In the end, Amy did go to Martha’s funeral, and James went with her. “Otherwise,” he had said, “there might be just one person – and in a foreign country.”

“That’s exactly what you seem to have wished for your own father,” Amy said bitterly. “I suppose I could rustle up Ernie, and that Mrs. Francis, perhaps,”
she added, knowing that she had gone too far. “She – Martha, I mean – knew other people here; but I never knew who they were. I certainly never met any, and she scarcely referred to them. She talked mostly of painters who were dead, or people in books who were never alive. And, you know, it wasn’t a foreign country to her. And for that reason, she returned to it.”

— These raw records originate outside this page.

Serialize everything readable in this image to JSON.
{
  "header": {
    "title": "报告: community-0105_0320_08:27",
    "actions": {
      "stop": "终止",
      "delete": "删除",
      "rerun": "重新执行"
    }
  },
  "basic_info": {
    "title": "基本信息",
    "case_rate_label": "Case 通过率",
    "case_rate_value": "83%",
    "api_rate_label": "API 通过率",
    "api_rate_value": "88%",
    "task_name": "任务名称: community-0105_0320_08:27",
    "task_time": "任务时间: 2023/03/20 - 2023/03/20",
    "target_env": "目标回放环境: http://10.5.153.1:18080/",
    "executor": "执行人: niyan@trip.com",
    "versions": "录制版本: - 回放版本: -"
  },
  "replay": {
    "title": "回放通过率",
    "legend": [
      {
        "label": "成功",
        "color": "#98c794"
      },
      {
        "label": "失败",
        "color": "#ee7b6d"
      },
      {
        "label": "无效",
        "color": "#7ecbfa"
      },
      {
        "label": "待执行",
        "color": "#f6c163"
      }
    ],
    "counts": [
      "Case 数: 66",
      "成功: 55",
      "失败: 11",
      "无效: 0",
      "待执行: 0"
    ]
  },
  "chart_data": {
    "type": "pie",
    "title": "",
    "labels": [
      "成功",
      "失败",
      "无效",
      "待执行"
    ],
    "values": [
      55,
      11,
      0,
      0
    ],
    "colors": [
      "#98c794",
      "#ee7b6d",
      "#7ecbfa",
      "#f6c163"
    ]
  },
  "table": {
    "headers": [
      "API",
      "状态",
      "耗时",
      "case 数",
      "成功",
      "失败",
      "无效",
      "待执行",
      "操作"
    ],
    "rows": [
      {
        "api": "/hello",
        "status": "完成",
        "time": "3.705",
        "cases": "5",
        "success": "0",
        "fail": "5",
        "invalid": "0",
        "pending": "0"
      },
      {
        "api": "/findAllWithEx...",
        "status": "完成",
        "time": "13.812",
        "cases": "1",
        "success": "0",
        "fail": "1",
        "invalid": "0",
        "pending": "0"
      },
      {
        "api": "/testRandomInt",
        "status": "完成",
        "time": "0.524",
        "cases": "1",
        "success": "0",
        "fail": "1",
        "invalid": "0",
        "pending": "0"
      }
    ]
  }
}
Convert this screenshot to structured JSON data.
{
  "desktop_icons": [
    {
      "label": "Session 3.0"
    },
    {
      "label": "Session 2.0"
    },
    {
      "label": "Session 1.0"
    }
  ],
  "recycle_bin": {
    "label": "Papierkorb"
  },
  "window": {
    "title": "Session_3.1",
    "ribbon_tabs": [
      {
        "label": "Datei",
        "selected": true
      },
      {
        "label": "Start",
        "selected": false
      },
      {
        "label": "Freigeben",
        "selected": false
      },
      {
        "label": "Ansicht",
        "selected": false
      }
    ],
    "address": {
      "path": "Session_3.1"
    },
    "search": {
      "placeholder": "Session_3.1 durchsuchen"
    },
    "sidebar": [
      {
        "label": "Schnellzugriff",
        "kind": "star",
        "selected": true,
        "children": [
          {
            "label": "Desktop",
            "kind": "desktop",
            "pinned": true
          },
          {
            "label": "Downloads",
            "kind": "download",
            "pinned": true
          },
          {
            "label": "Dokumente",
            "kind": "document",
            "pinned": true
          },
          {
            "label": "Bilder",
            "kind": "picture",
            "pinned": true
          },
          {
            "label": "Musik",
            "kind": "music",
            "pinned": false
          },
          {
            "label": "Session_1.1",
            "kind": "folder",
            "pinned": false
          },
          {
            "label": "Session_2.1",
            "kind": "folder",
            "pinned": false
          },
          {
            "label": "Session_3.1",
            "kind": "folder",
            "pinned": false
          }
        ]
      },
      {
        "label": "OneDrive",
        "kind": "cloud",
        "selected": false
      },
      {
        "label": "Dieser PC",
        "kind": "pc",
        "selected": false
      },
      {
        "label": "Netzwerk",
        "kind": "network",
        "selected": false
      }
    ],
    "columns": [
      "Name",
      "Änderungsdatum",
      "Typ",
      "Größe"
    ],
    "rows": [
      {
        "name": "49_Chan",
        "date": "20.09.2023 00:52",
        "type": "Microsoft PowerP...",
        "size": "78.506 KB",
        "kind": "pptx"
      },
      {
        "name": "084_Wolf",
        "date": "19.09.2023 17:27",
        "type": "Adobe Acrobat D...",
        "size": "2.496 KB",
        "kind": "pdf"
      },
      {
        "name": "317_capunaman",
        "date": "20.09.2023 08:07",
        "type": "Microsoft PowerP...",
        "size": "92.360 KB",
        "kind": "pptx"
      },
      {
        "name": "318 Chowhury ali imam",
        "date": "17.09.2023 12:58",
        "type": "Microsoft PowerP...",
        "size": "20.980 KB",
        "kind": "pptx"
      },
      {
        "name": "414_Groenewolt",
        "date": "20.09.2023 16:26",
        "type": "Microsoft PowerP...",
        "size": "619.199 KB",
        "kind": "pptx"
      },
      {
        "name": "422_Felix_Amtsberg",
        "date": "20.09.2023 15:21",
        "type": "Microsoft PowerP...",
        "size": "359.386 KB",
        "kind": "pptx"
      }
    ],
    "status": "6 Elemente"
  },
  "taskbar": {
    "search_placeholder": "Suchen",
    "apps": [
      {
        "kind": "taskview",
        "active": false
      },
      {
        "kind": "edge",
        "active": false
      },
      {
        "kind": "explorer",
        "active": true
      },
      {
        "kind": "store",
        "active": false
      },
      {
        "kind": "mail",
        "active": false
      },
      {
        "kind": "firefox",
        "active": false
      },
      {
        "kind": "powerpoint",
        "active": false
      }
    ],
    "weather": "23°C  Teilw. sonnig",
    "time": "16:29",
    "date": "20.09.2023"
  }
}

“I was thinking of the poor husband.”

There were, in fact, only the three of them at the crematorium. This, somehow, did make it worse for Amy, and she knew that James had been right, that they could not have let Simon be there alone. Trying to keep her mind off Nick’s funeral, she could not keep it off Anna’s. She remembered the large church filled with people in mourning – so few years ago, this seemed to be taken seriously. Some of the women (it was winter) wore fur coats, which appeared to count The undertaker had worn absurd black kid gloves, bursting at the button-holes, she remembered. She remembered his hand clasped behind his back, like Gareth’s, but from obsequiousness, not proud bravery; for Gareth had looked very stern, even – about his mouth – contemptuous. As at other funerals, at this she behaved automatically; stood, sat, sat forward inelegantly instead of kneeling, and shaded her eyes with one hand. She had taken a quick look at the light oak coffin with its spray of roses, and then had switched her mind off. She had also taken one swift look at Simon, who was sitting apart from them in a front pew. He seemed worse than a desperate man; he seemed like a man stunned far past despair. He did not
know when to stand or sit or kneel, although gently guided by the unknown parson.